È molto stretto il rapporto tra clima e consumo dei materiali. Già oggi infatti più del 50% di tutte le emissioni di gas serra è legato all’estrazione delle materie prime, alla loro lavorazione e alla produzione di beni. Emissioni che sono destinate a salire in assenza di un deciso cambio di rotta visto che, secondo le stime dell’Unep – United Nations Environment Programme, nel 2050 il consumo di materiali sarà pari a 180 miliardi di tonnellate l’anno, 8 volte rispetto al 1970, quasi il doppio rispetto al livello attuale (94 miliardi di tonnellate).
Un quantità impossibile da sostenere non solo in termini di consumo di risorse e di produzione di rifiuti, ma anche di inquinamento ambientale e di cambiamenti climatici legati alle emissioni prodotte. Una prima valutazione l’ha presentata l’Oecd – Organization for Economic Co-operation and Development nel Global Material Resources Outlook secondo cui nel 2060 le emissioni di CO2 legate al flusso delle materie prime arriveranno a 50 giga-tonnellate.
Applicare i principi dell’economia circolare – riuso, riciclo, rigenerazione – potrebbe ridurre drasticamente le emissioni e produrre significativi progressi nella lotta ai cambiamenti climatici. Secondo il rapporto “Re-defining Value – The Manufacturing Revolution.
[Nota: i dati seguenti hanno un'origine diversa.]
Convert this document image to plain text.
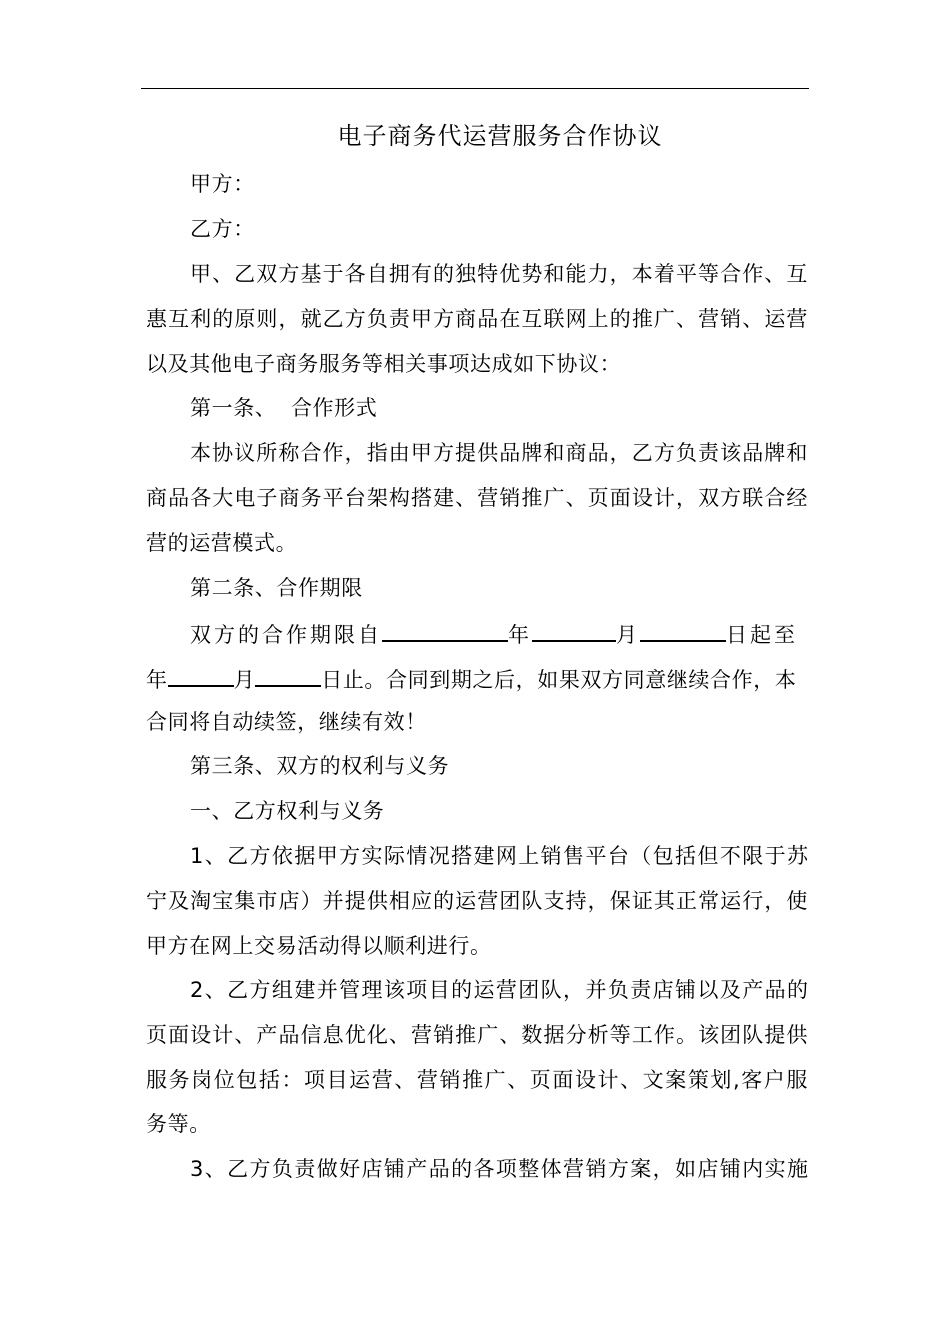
电子商务代运营服务合作协议
甲方：
乙方：
甲、乙双方基于各自拥有的独特优势和能力，本着平等合作、互
惠互利的原则，就乙方负责甲方商品在互联网上的推广、营销、运营
以及其他电子商务服务等相关事项达成如下协议：
第一条、  合作形式
本协议所称合作，指由甲方提供品牌和商品，乙方负责该品牌和
商品各大电子商务平台架构搭建、营销推广、页面设计，双方联合经
营的运营模式。
第二条、合作期限
双方的合作期限自	年	月	日起至
年	月	日止。合同到期之后，如果双方同意继续合作，本
合同将自动续签，继续有效！
第三条、双方的权利与义务
一、乙方权利与义务
1、乙方依据甲方实际情况搭建网上销售平台（包括但不限于苏
宁及淘宝集市店）并提供相应的运营团队支持，保证其正常运行，使
甲方在网上交易活动得以顺利进行。
2、乙方组建并管理该项目的运营团队，并负责店铺以及产品的
页面设计、产品信息优化、营销推广、数据分析等工作。该团队提供
服务岗位包括：项目运营、营销推广、页面设计、文案策划,客户服
务等。
3、乙方负责做好店铺产品的各项整体营销方案，如店铺内实施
Remanufacturing, Refurbishment, Repair and Direct Reuse” presentato al World Circular Economy Forum 2018 la transizione a un sistema produttivo circolare consentirebbe non solo di risparmiare materia prima e contenere la produzione di rifiuti, ma anche di ridurre le emissioni di gas serra, fino al 99% in alcuni settori industriali.
Ad esempio riutilizzare alluminio, acciaio e plastica – secondo lo studio “Climate Benefits of MaterialRecycling” riferito ai sistemi produttivi di alcune economie nordeuropee (Danimarca, Norvegia, Svezia) – consentirebbe di ridurre le emissioni del 96% per la produzione di alluminio, dell’86% per l’acciaio, del 37% per plastica e carta e del 41% per il vetro.